« Les intempéries sont mes garde-fous. Je me régale devant les averses, j’adule les tempêtes, le diluvien, les bourrasques, la grêle qui gicle sur les chaussées et les toits. Dès que l’orage éclate, je rêve de voir les gouttes inonder les rues, je les encourage à noyer la ville sous un bouclier liquide. J’ai un faible pour la bise importée du pôle Nord, les gants fourrés, les bottes à crampons, les pelisses doublées, l’attirail des grands froids qui obligent à colmater les issues. L’hermétique est mon allié. On n’a plus à subir l’intrusion des bruyants, ils se cloîtrent chez eux. Les défoulements de la nature protègent du bruit des autres, de leur sans-gêne impudent. Malgré moi, j’en veux aux ouvriers, leurs travaux nous tourneboulent et leurs horaires commandent aux nôtres. Leurs tâches sont ingrates, mon animosité à leur égard m’embarrasse, mais ils figurent – force est de l’admettre – aux avant-postes des bruyants. Qu’y peuvent-ils? Il faut bien que les travaux se réalisent. Oui. Néanmoins, pour atténuer le dommage, il suffirait d’un zeste de politesse. D’un protocole de courtoisie: prévenir les résidents et riverains, s’excuser du désordre, s’arranger pour les horaires, fixer une durée. Prendre en considération l’intérêt de tous. Une sorte de contrat moral entre gens civilisés. Ne pas imposer sa loi. Ne pas décider unilatéralement du début et de la fin du chambard, de ses interruptions, de ses reprises.
Reconnaître la nuisance, c’est déjà l’amoindrir. Ou mieux encore: en négocier les modalités, a fortiori quand on bricole. Mais ils n’ont cure de ce principe, les bruyants. Ils s’accordent tous les droits. Personne ne les convie, ils entrent quand même. Les voleurs de silence, les termites du cerveau, les envahisseurs bardés de pétulance avec leur panoplie d’excrétions sonores. Ils sont interchangeables, omnipotents, les bruyants, ces soudards qui nous exproprient, qui nous exilent de nous-mêmes. » extrait de Petit éloge des amoureux du silence, Jean-Michel Delacomptée, Folio 2€, Gallimard, 2011.
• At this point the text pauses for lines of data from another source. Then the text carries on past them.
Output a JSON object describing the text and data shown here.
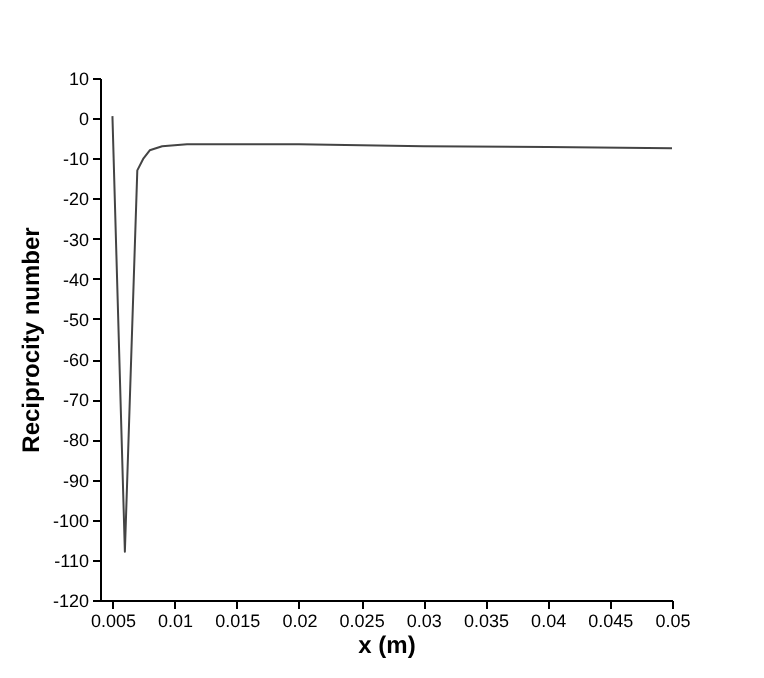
{
  "chart_data": {
    "type": "line",
    "xlabel": "x (m)",
    "ylabel": "Reciprocity number",
    "x": [
      0.005,
      0.006,
      0.007,
      0.0075,
      0.008,
      0.009,
      0.011,
      0.02,
      0.03,
      0.04,
      0.05
    ],
    "series": [
      {
        "color": "#444444",
        "values": [
          0.5,
          -108,
          -13,
          -10,
          -8,
          -7,
          -6.5,
          -6.5,
          -7,
          -7.2,
          -7.5
        ]
      }
    ],
    "xlim": [
      0.004,
      0.05
    ],
    "xticks": [
      0.005,
      0.01,
      0.015,
      0.02,
      0.025,
      0.03,
      0.035,
      0.04,
      0.045,
      0.05
    ],
    "ylim": [
      -120,
      10
    ],
    "yticks": [
      10,
      0,
      -10,
      -20,
      -30,
      -40,
      -50,
      -60,
      -70,
      -80,
      -90,
      -100,
      -110,
      -120
    ],
    "grid": false,
    "marker": "none",
    "line_style": "solid"
  }
}
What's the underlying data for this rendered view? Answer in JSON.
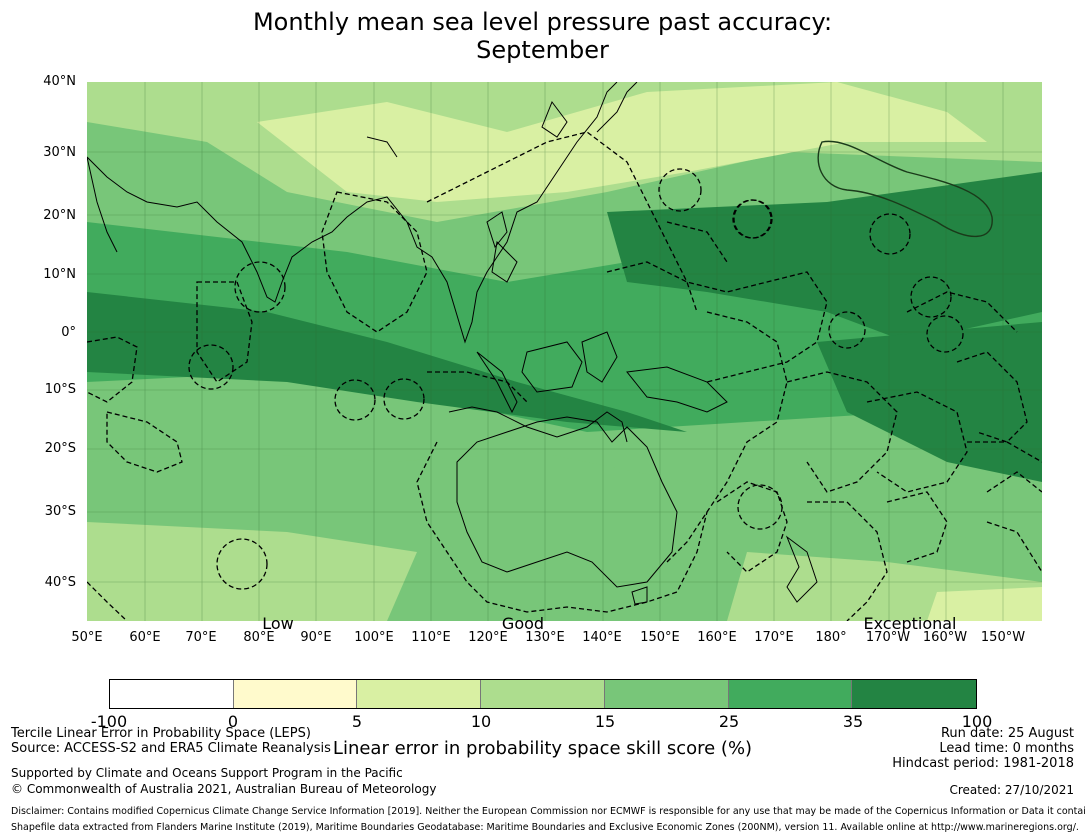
{
  "title": {
    "line1": "Monthly mean sea level pressure past accuracy:",
    "line2": "September"
  },
  "map": {
    "lat_labels": [
      "40°N",
      "30°N",
      "20°N",
      "10°N",
      "0°",
      "10°S",
      "20°S",
      "30°S",
      "40°S"
    ],
    "lon_labels": [
      "50°E",
      "60°E",
      "70°E",
      "80°E",
      "90°E",
      "100°E",
      "110°E",
      "120°E",
      "130°E",
      "140°E",
      "150°E",
      "160°E",
      "170°E",
      "180°",
      "170°W",
      "160°W",
      "150°W"
    ],
    "lat_range": [
      -46,
      40
    ],
    "lon_range": [
      50,
      215
    ]
  },
  "categories": {
    "low": "Low",
    "good": "Good",
    "exceptional": "Exceptional"
  },
  "colorbar": {
    "ticks": [
      "-100",
      "0",
      "5",
      "10",
      "15",
      "25",
      "35",
      "100"
    ],
    "colors": [
      "#ffffff",
      "#fffacc",
      "#d9f0a3",
      "#addd8e",
      "#78c679",
      "#41ab5d",
      "#238443"
    ],
    "label": "Linear error in probability space skill score (%)"
  },
  "footer": {
    "method": "Tercile Linear Error in Probability Space (LEPS)",
    "source": "Source: ACCESS-S2 and ERA5 Climate Reanalysis",
    "supported": "Supported by Climate and Oceans Support Program in the Pacific",
    "copyright": "© Commonwealth of Australia 2021, Australian Bureau of Meteorology",
    "run_date": "Run date: 25 August",
    "lead_time": "Lead time: 0 months",
    "hindcast": "Hindcast period: 1981-2018",
    "created": "Created: 27/10/2021",
    "disclaimer": "Disclaimer: Contains modified Copernicus Climate Change Service Information [2019]. Neither the European Commission nor ECMWF is responsible for any use that may be made of the Copernicus Information or Data it contains.",
    "shapefile": "Shapefile data extracted from Flanders Marine Institute (2019), Maritime Boundaries Geodatabase: Maritime Boundaries and Exclusive Economic Zones (200NM), version 11. Available online at http://www.marineregions.org/."
  }
}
Réquisitoire contre les « bruyants » qui laisse cois (c’est le cas de le dire), ce petit livre indispensable, salutaire et salubre – au point qu’il devrait être non pas remboursé mais offert par la Sécurité Sociale – est à jeter dans la boîte aux lettres de vos voisins (et, peut-être aussi, de votre maire, du professeur de vos enfants, etc.).
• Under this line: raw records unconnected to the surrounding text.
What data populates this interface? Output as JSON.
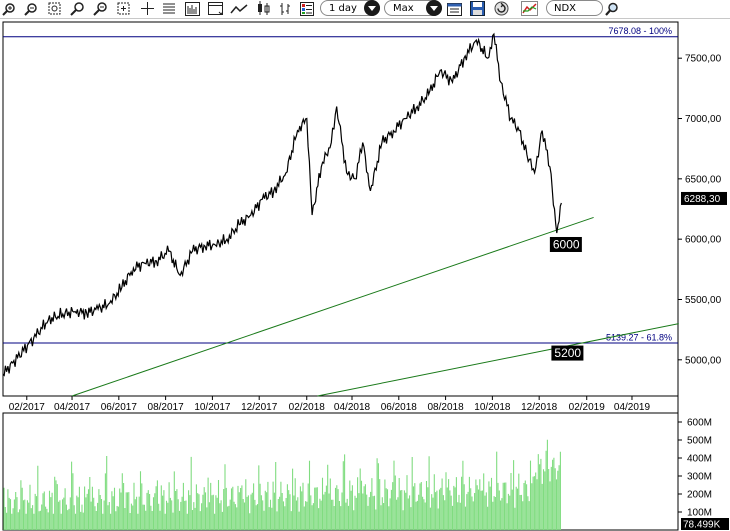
{
  "toolbar": {
    "interval": "1 day",
    "range": "Max",
    "symbol": "NDX",
    "icons": [
      "zoom-in-icon",
      "zoom-out-icon",
      "zoom-fit-icon",
      "zoom-select-icon",
      "zoom-reset-icon",
      "fit-screen-icon",
      "crosshair-icon",
      "list-icon",
      "volume-bars-icon",
      "window-icon",
      "line-chart-icon",
      "candlestick-icon",
      "bar-chart-icon",
      "legend-icon",
      "calendar-icon",
      "save-icon",
      "refresh-icon",
      "instrument-icon",
      "magnifier-icon"
    ]
  },
  "colors": {
    "price": "#000000",
    "trendline": "#1a7a1a",
    "level_line": "#000080",
    "volume": "#80dc80",
    "label_bg": "#000000"
  },
  "chart_data": {
    "type": "line",
    "x_range": [
      "2017-01-01",
      "2019-05-31"
    ],
    "ylim": [
      4700,
      7800
    ],
    "y_ticks": [
      "5000,00",
      "5500,00",
      "6000,00",
      "6500,00",
      "7000,00",
      "7500,00"
    ],
    "x_ticks": [
      "02/2017",
      "04/2017",
      "06/2017",
      "08/2017",
      "10/2017",
      "12/2017",
      "02/2018",
      "04/2018",
      "06/2018",
      "08/2018",
      "10/2018",
      "12/2018",
      "02/2019",
      "04/2019"
    ],
    "last_price_label": "6288,30",
    "series": [
      {
        "values": [
          [
            "2017-01-01",
            4880
          ],
          [
            "2017-01-20",
            5020
          ],
          [
            "2017-02-10",
            5180
          ],
          [
            "2017-03-01",
            5330
          ],
          [
            "2017-03-20",
            5380
          ],
          [
            "2017-04-05",
            5400
          ],
          [
            "2017-04-20",
            5390
          ],
          [
            "2017-05-05",
            5420
          ],
          [
            "2017-05-20",
            5470
          ],
          [
            "2017-06-05",
            5600
          ],
          [
            "2017-06-20",
            5760
          ],
          [
            "2017-07-05",
            5800
          ],
          [
            "2017-07-20",
            5820
          ],
          [
            "2017-08-05",
            5900
          ],
          [
            "2017-08-20",
            5700
          ],
          [
            "2017-09-05",
            5900
          ],
          [
            "2017-09-20",
            5950
          ],
          [
            "2017-10-05",
            5950
          ],
          [
            "2017-10-20",
            6000
          ],
          [
            "2017-11-05",
            6120
          ],
          [
            "2017-11-20",
            6200
          ],
          [
            "2017-12-05",
            6330
          ],
          [
            "2017-12-20",
            6400
          ],
          [
            "2018-01-05",
            6550
          ],
          [
            "2018-01-20",
            6900
          ],
          [
            "2018-02-01",
            7000
          ],
          [
            "2018-02-08",
            6200
          ],
          [
            "2018-02-20",
            6600
          ],
          [
            "2018-03-05",
            6800
          ],
          [
            "2018-03-12",
            7100
          ],
          [
            "2018-03-25",
            6550
          ],
          [
            "2018-04-05",
            6500
          ],
          [
            "2018-04-15",
            6800
          ],
          [
            "2018-04-25",
            6400
          ],
          [
            "2018-05-10",
            6800
          ],
          [
            "2018-05-25",
            6900
          ],
          [
            "2018-06-10",
            7000
          ],
          [
            "2018-06-25",
            7100
          ],
          [
            "2018-07-10",
            7200
          ],
          [
            "2018-07-25",
            7400
          ],
          [
            "2018-08-10",
            7300
          ],
          [
            "2018-08-25",
            7500
          ],
          [
            "2018-09-10",
            7650
          ],
          [
            "2018-09-25",
            7500
          ],
          [
            "2018-10-03",
            7700
          ],
          [
            "2018-10-12",
            7300
          ],
          [
            "2018-10-25",
            7000
          ],
          [
            "2018-11-05",
            6900
          ],
          [
            "2018-11-15",
            6700
          ],
          [
            "2018-11-25",
            6550
          ],
          [
            "2018-12-05",
            6900
          ],
          [
            "2018-12-15",
            6600
          ],
          [
            "2018-12-24",
            6050
          ],
          [
            "2018-12-30",
            6300
          ]
        ]
      }
    ],
    "volume": {
      "y_ticks": [
        "100M",
        "200M",
        "300M",
        "400M",
        "500M",
        "600M"
      ],
      "last_label": "78.499K",
      "ylim": [
        0,
        650
      ]
    },
    "lines": [
      {
        "label": "7678.08 - 100%",
        "y": 7678.08
      },
      {
        "label": "5139.27 - 61.8%",
        "y": 5139.27
      }
    ],
    "trendlines": [
      {
        "from": [
          "2017-04-01",
          4700
        ],
        "to": [
          "2019-02-10",
          6180
        ]
      },
      {
        "from": [
          "2018-02-15",
          4700
        ],
        "to": [
          "2019-06-01",
          5300
        ]
      }
    ],
    "level_labels": [
      {
        "text": "6000",
        "at": [
          "2018-12-28",
          5960
        ]
      },
      {
        "text": "5200",
        "at": [
          "2018-12-30",
          5060
        ]
      }
    ]
  }
}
« Le bruit se tient aux antipodes du Verbe. Inarticulé, inintelligible, impersonnel, informe, né de personne – en quoi il s’accorde avec la folle rumeur, avec le lynchage, avec la fureur insensée -, extrinsèque au langage, borborygme expectoré par l’idiot shakespearien, il annule l’humanité. »
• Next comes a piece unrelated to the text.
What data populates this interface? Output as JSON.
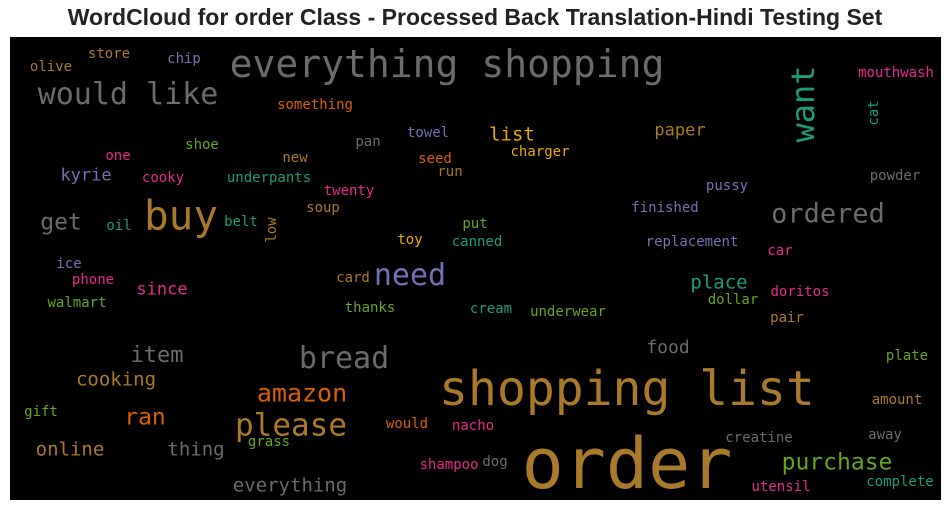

Je dédie ce billet aux amoureux du silence et à ceux de mes lecteurs qui ont l’ouïe fine, handicap lourd à porter en société MP3.
Illustration: Pablo Abreu pour Quies / Folio Gallimard
Je biche…. 🙂
Bonjour,
Un petite coquille ? : » Es s’accordent tous les droits. »
J’espère ne pas avoir trop fait de bruit, car même en écrivant, ce qu’on écrit peut être considéré comme du bruit aux oreilles de ceux de qui on est alors incompris…
Si vous saviez comme j’essaie pourtant de marcher sur la pointe de mes pensées, pour certains néanmoins, j’écris du bruit ( elle se reconnaitra 😉 )… ( En espérant que ça ne soit pas votre cas. )
Bien à vous.
Ahaha, je réside dans une ville où les bruyants ont pignon sur rue, où les nuisants règnent en maîtres et chient dessus sur les silencieux, droits dans leurs bottes et leur droit.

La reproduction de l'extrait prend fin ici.